Written by Jacqui James

THE AUSSIE ROCK SCENE has been a little dull, but there’s one band who have done awesome things in America after releasing their second album How We Survive. This is Grand Atlantic.

After taking a well-deserved break in 2010 when they had major exposure in America, Grand Atlantic have just released their new album Constellations on September 2nd. If you sign up for their newsletter on their site, you’ll receive a free download of their rockin’ new single Fresh Ideas In Home Security.

I was lucky enough to interview Grand Atlantic’s lead singer and a guitarist Phil Usher before the band head back to America. Thanks Phil for taking the time out to answer my questions! Thanks to Danae from Remedy Music.

Your new album ‘Constellations’ was recorded in abandoned psych hospital. First of all, how did you find it? And secondly, did that make the album darker?

We decided we wanted to record the album with producer Dale Cotton firstly. It was his suggestion to do the sessions in the Asylum. He’s done quite a bit of recording in unusual places around Dunedin and we loved the idea of going there to a historical location in the country and being away from distractions. It was actually converted into a backpackers about ten years ago, so some of the buildings are renovated and some are abandoned. I think the location definitely shaped the sound of the album in some ways. The room where we did most of the recording was the old stables building. It is made out of stone and probably well over one hundred years old. The sound in the room was incredible and definitely added to the finished sound of the album. I think this record was always going to be a bit darker because of the songs and their inspiration. I don’t know how much the location added to this aspect. It was just probably an appropriate place to record a group of songs like these.

The psych hospital is in New Zealand’s beautiful countryside. Was that itself off-putting as we have some awful images that we automatically think of when it comes to old psych hospitals?

There was definitely a heaviness at times being there. It is a sad place for many people and we couldn’t help but be mindful of this and try to treat the location with the respect it deserves. We did discuss the fact that we felt that it was good to be making something creative and ultimately positive in a place of such sadness. I think we were really aware of the gravity of the stories and events that had taken place there before us.

Take a look at their little doco:

 

Fresh Ideas in Home Security – Promo Video from Grand Atlantic on Vimeo.

Poison To The Vine sounds like Oasis. Is that a compliment or not?

I guess it depends on a few things. Firstly on whether the listener hears that particular reference and secondly actually has an opinion on Oasis. That might be what one person hears. I think there are probably a lot of things that it could sound like to different people. I’ve never thought of Oasis in relation to that song and I’ve had other people say Swervedriver or The Stems, so I guess it depends on your points of musical reference. I like some of what Oasis did musically, so I’d consider it a compliment.

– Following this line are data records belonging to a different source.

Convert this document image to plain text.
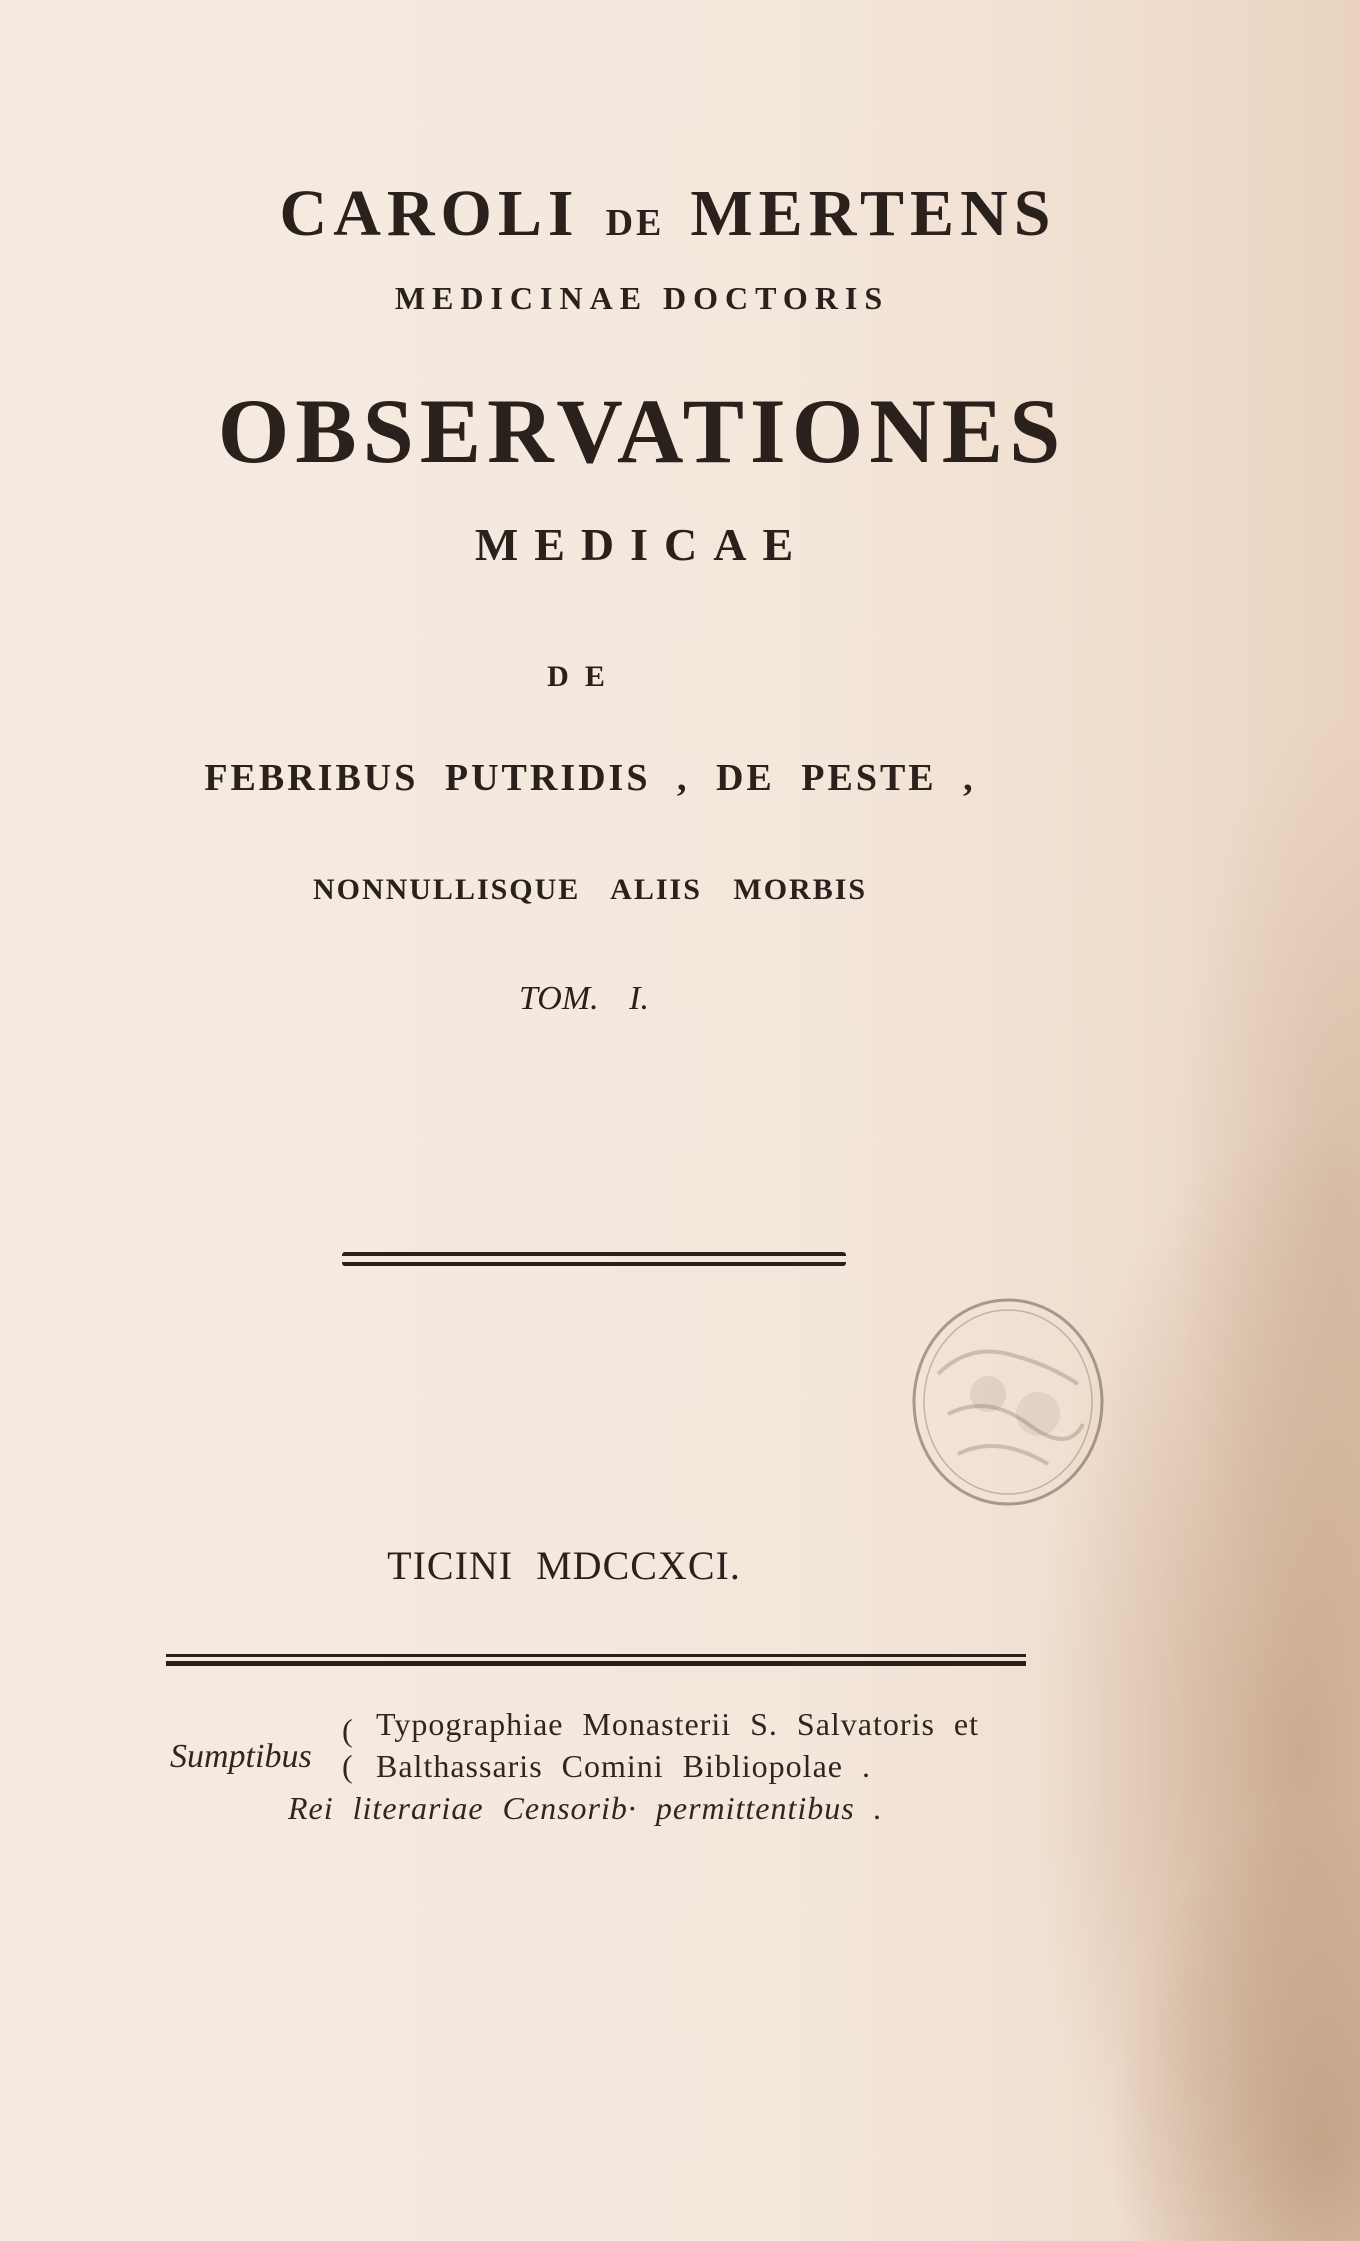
CAROLI DE MERTENS

MEDICINAE DOCTORIS

OBSERVATIONES

MEDICAE

DE

FEBRIBUS PUTRIDIS , DE PESTE ,

NONNULLISQUE ALIIS MORBIS

TOM. I.

TICINI MDCCXCI.

Sumptibus
(
(
Typographiae Monasterii S. Salvatoris et
Balthassaris Comini Bibliopolae .
Rei literariae Censorib· permittentibus .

But then I think it sounds like Grand Atlantic…{smiles} People usually hear what they want to hear in your music from my experience.

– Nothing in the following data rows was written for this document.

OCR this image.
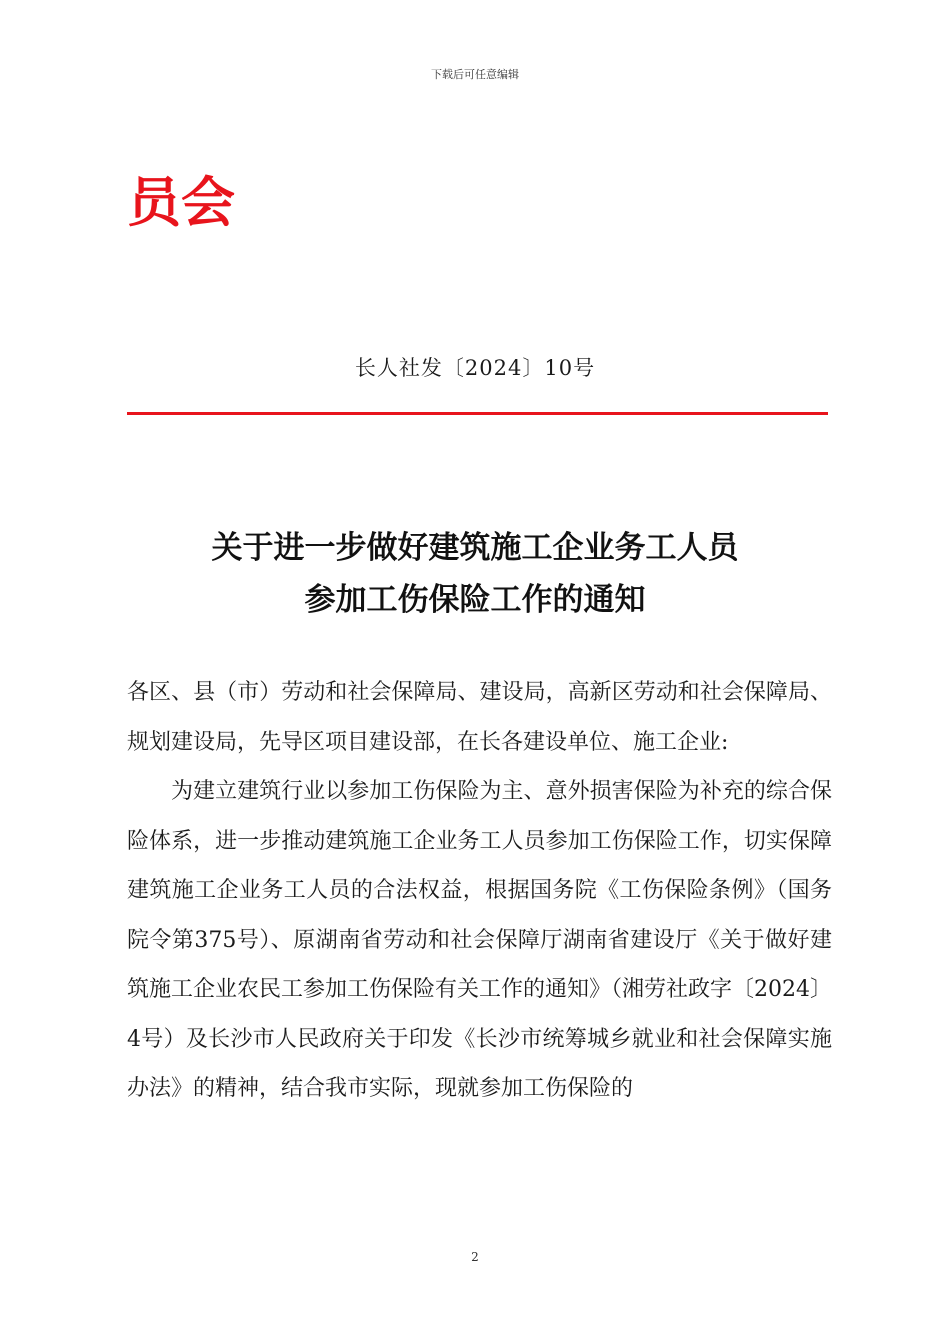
下载后可任意编辑
员会
长人社发〔2024〕10号
关于进一步做好建筑施工企业务工人员
参加工伤保险工作的通知

各区、县（市）劳动和社会保障局、建设局，高新区劳动和社会保障局、规划建设局，先导区项目建设部，在长各建设单位、施工企业:

为建立建筑行业以参加工伤保险为主、意外损害保险为补充的综合保险体系，进一步推动建筑施工企业务工人员参加工伤保险工作，切实保障建筑施工企业务工人员的合法权益，根据国务院《工伤保险条例》（国务院令第375号）、原湖南省劳动和社会保障厅湖南省建设厅《关于做好建筑施工企业农民工参加工伤保险有关工作的通知》（湘劳社政字〔2024〕4号）及长沙市人民政府关于印发《长沙市统筹城乡就业和社会保障实施办法》的精神，结合我市实际，现就参加工伤保险的

2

You guys have had great success on American radio with several of your past tracks. How did they discover you?

It has happened a few different ways actually. We’ve had some songs featured on some high profile American TV shows like Burn Notice and Gossip Girl amongst others. We also hired a publicist to help us when we did our first tour there last year. Once you push the snow ball down the hill, things start to move pretty quickly from there on. There are a lot of really influential music blogs that have got behind the band as well which has been amazing.

Why hasn’t Australia caught onto you?

We’ve had some really great things happen here. People forget, but we’ve had songs on Triple J rotation and they’ve played stuff off our first two records but probably not in the past year. Australia is a very hard place to make music if you are a bit different or don’t fit the mould, plus it’s a very competitive market. I guess things are moving forward slowly for the band, and that’s totally fine with us. There is still a lot of mainline publicity given to Top 40 artists and musicians with major label backing and I think the focus for a lot of the general public is very much in this direction. It’s a shame because there are some amazing artists based in every city in our country and people don’t really have the time or inclination to search it out.

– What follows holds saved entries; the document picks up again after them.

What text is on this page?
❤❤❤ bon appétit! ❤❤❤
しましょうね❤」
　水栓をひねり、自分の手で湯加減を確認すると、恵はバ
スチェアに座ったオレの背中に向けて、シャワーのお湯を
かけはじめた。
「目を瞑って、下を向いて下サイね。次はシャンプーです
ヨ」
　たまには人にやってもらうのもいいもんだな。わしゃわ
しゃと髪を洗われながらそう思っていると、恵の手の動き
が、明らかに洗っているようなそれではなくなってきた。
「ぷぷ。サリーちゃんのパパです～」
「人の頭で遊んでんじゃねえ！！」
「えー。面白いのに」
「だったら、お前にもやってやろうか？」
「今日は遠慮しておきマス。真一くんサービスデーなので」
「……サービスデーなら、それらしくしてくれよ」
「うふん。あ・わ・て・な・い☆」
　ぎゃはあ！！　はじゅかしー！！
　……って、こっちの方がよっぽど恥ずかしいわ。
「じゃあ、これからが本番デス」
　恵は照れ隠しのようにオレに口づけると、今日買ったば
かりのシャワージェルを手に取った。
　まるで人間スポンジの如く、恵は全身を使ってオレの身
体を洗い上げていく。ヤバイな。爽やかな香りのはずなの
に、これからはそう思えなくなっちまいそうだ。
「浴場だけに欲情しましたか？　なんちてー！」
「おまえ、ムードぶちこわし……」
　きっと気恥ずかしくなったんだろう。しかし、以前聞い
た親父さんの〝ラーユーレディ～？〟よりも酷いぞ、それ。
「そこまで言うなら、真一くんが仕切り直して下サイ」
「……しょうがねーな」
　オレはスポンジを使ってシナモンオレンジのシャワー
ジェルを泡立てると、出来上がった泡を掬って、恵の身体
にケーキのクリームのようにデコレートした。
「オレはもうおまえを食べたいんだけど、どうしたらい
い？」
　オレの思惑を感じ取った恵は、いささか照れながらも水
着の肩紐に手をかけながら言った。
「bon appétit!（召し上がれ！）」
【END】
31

On September 2nd, your first single Fresh Ideas In Home Security from Constellations was released. What feedback have you received?

I think the general comments have been that our sound has changed a little and moved in a darker and edgier direction. That’s quite a different song for us based on our past work and I feel like that has been noted in the press. It’s only early days and we’re getting new reviews and things every day.

You’re returning to US in the not too distant future. What will you guys be doing there?

We’ve been invited to showcase at CMJ Festival in New York? {see www.musicfestivaljunkies.com/us-festivals/cmj-music-film-marathon/}, so we’ll be doing a few shows there and networking with people and bands. We’re also going to be doing shows in San Francisco and LA on the way home. There should also be time for some partying and guitar shopping too I hope!

Will you be coming back to Australia to tour?

We’re currently working on plans for the end of the year. I’m helping organize a psych festival in Brisbane for December as well, so it will be a busy time leading up to the end of 2011. I guess we’ll also be doing some supports and try to do another run around the country before the year is out.